The first time Gaiman pitched The Sandman as an audio project, with Maggs to the BBC in 1992-93, they were turned down. “Over the years, we kept trying to get an audio of The Sandman adaptation together. But the important thing was that we were willing to wait. If it wasn’t right then we were not doing it. I think I made the right choice. I love the wait.”
The audio adaptation of the book was launched on audio streaming platform Audible in 2020. “It was the fastest selling; I got these astonished phone calls I got after the first part of The Sandman was released — selling faster than Harry Potter adaptations ever did.”
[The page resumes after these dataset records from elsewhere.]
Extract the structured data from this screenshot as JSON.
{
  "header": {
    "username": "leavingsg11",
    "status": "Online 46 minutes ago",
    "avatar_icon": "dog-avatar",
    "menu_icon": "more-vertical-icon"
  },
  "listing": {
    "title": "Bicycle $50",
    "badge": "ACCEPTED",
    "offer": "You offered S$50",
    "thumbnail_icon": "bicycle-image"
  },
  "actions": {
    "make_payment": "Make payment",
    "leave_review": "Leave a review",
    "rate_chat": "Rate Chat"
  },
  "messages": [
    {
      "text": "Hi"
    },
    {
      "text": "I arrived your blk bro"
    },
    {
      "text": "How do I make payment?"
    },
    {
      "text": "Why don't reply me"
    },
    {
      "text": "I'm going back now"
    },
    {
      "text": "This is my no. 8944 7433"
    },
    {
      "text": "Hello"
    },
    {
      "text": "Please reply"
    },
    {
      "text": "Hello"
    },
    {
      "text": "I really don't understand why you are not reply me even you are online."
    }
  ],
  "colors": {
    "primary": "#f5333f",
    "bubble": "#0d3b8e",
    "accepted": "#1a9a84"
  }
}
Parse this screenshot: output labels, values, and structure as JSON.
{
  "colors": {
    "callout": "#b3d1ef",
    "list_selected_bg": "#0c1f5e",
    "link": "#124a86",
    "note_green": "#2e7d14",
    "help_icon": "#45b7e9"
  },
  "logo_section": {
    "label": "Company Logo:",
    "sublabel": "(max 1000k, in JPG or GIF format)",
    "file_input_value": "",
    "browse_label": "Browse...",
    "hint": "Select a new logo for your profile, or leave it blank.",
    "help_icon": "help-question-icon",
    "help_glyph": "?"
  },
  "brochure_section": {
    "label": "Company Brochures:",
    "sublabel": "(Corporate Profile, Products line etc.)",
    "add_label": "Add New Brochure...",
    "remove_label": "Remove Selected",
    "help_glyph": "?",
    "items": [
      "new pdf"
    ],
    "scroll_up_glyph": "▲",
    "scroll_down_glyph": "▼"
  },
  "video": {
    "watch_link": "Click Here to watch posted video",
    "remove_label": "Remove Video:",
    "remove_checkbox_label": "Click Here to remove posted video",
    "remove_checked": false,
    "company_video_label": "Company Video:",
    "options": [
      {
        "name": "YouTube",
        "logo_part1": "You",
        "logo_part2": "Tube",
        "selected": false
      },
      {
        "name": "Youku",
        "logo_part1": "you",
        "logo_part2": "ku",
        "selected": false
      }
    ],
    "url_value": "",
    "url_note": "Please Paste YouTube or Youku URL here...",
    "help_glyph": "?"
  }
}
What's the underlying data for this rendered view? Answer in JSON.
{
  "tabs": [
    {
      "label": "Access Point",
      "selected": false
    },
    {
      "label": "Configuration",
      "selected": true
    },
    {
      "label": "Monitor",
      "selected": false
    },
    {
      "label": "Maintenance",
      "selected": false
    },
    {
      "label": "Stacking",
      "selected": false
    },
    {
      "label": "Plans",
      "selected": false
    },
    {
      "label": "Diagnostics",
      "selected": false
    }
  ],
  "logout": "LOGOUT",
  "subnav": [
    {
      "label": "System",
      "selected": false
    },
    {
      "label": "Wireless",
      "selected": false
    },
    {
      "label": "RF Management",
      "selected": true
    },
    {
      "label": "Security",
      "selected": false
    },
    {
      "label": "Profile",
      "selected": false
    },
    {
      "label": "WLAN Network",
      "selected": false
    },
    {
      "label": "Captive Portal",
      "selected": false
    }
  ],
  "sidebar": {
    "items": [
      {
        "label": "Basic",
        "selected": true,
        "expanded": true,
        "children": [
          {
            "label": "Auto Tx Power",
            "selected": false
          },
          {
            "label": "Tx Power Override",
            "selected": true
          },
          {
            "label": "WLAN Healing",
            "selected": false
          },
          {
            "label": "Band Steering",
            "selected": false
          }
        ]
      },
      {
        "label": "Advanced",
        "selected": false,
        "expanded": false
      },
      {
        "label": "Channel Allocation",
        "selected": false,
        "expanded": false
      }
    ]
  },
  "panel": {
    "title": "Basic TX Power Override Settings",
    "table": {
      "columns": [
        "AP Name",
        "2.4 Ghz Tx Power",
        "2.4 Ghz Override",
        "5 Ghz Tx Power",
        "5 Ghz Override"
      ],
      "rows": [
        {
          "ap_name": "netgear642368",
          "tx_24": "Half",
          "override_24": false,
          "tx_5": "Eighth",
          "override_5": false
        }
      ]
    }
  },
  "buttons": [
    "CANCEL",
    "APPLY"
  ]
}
In his almost four-decade literary career, there are few genres the British author has not attempted — from comic to graphic novel, novels, film and screenwriting, radio, his own blogs. He also performs readings of his poetry and stories. Gaiman is known for his works Stardust and American Gods. His 2013 book The Ocean at the end of the Lane was ‘book of the year’ in the British National Book Awards. “What I like best is being able to go from TV to comics to prose to audio. I love that freedom. But if you told me at gunpoint that I could only do one for the rest of my life, I would probably choose audio because I have things that I can do in audio that I cannot do in prose. I can have real actors bring characters to life, I can have music, I can force you to build pictures in your head,” he says.